USA, Lisa Montgomery prima donna condannata a morte dopo 70 anni

La corte d’appello statunitense, per il distretto della Columbia, ha dato l’autorizzazione all’esecuzione dell’unica donna in attesa nel braccio della morte di una prigione federale. Lisa Montgomery è stata condannata alla pena di morte per aver strangolato nel 2004 una donna incinta di 8 mesi, nel Missouri, prima di praticarle un cesareo e sottrarle la bambina, sopravvissuta.

L’esecuzione era stata fissata per dicembre 2020 ma è stata rimandata poiché i suoi avvocati avevano contratto il covid-19. La data è stata spostata quindi al 12 gennaio, anche se gli avvocati della detenuta hanno annunciato ricorso. Se verrà giustiziata, Montgomery sarà la prima detenuta donna a essere messa a morte in quasi 70 anni e la sentenza verrà eseguita a pochi giorni dall’insediamento del presidente eletto Joe Biden.

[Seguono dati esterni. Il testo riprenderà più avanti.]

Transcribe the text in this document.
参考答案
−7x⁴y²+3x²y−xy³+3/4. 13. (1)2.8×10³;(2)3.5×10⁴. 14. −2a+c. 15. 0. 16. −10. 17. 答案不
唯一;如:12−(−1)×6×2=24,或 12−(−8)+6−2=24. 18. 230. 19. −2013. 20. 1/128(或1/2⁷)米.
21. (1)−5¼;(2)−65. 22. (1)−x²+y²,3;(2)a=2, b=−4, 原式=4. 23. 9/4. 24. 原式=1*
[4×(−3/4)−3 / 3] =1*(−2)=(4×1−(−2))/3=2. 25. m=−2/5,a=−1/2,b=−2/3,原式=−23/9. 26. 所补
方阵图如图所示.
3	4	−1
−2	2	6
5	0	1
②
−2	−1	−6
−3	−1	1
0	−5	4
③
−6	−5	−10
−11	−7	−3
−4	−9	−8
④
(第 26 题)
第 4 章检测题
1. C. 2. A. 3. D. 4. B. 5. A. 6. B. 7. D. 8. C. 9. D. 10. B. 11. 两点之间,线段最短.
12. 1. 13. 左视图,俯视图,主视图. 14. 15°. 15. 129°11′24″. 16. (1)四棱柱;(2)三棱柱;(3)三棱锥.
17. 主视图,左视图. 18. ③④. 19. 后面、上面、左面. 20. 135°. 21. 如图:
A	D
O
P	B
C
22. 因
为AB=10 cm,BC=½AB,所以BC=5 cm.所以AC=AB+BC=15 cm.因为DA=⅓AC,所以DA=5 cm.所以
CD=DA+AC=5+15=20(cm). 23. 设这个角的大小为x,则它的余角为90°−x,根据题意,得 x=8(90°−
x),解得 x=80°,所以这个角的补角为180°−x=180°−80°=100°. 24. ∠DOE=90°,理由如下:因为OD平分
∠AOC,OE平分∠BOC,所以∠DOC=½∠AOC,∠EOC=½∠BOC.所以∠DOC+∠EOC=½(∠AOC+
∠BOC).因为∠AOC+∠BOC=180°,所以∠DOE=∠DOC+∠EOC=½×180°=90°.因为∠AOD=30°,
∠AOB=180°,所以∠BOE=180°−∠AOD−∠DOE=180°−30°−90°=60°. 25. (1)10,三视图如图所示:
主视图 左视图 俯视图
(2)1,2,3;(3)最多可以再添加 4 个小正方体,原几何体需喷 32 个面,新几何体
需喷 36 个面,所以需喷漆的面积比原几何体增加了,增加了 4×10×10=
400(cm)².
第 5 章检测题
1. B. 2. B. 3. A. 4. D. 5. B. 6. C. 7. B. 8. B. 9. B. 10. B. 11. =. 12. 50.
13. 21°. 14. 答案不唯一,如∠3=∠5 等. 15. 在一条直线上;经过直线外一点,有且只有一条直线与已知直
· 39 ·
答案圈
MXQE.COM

Qualcuno potrebbe essere favorevole ad un tipo di condanna così disumana argomentando che è giusto che chi uccide debba essere soppresso e che funga da deterrente per nuovi atti criminali.

Le persone favorevoli a questo tipo di pena ritengono, inoltre, che sia efficace per avere giustizia e per far capire che i criminali non possono passarla liscia con pochi anni in carcere per poi ritornare in libertà: devono subire anch’essi le torture cui hanno sottoposto le loro vittime.

Ma, oltre alla problematica etica e morale, la pena di morte porta davvero benefici alla comunità? Può l’uomo ergersi a giudice dell’uomo? Oppure bisognerebbe puntare alla rieducazione? Su questa problematica sembra avere le idee chiare il neoeletto presidente Biden, che si è impegnato ad abolire la pena di morte federale.